Linear equations are the foundation of many algebraic problem-solving situations. They appear in the form \[ ax + by = c \]. In our problem, both given equations were linear:

• \[ n + r = 10 \] represents the total weight, a simple alignment of quantities in pounds.
• \[ 6n + 3r = 54 \] represents the cost equation, combining unit costs and quantities for the total price.

Linear equations are characterized by their graphs, which are straight lines. Solving a system of linear equations gives us the point of intersection of these lines, representing the values of the variables that satisfy both equations. In this case, that point was 8 pounds of nuts and 2 pounds of raisins.
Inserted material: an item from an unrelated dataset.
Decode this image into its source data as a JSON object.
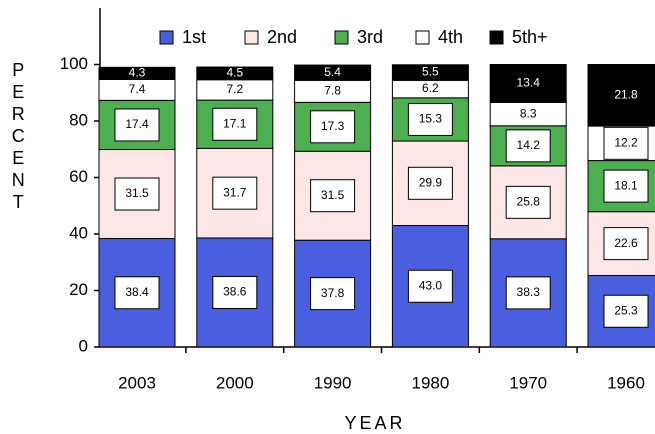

Algebraic problem-solving is an essential tool in mathematics that helps solve real-world problems through equations. The problem involving Josie's trail mix is a classic example where algebra comes into play.
First, translating the problem into equations: We identified the constraints and used variables to represent unknowns (pounds of nuts and raisins).
Next, simplifying and solving these equations: Using methods like substitution, we solved the system, breaking down complex relationships into manageable steps.
Finally, verifying the solution: Ensuring the solution fits all the original requirements by plugging the values back into the equations.
This structured approach is what makes algebraic problem-solving a powerful tool for handling a variety of real-life situations.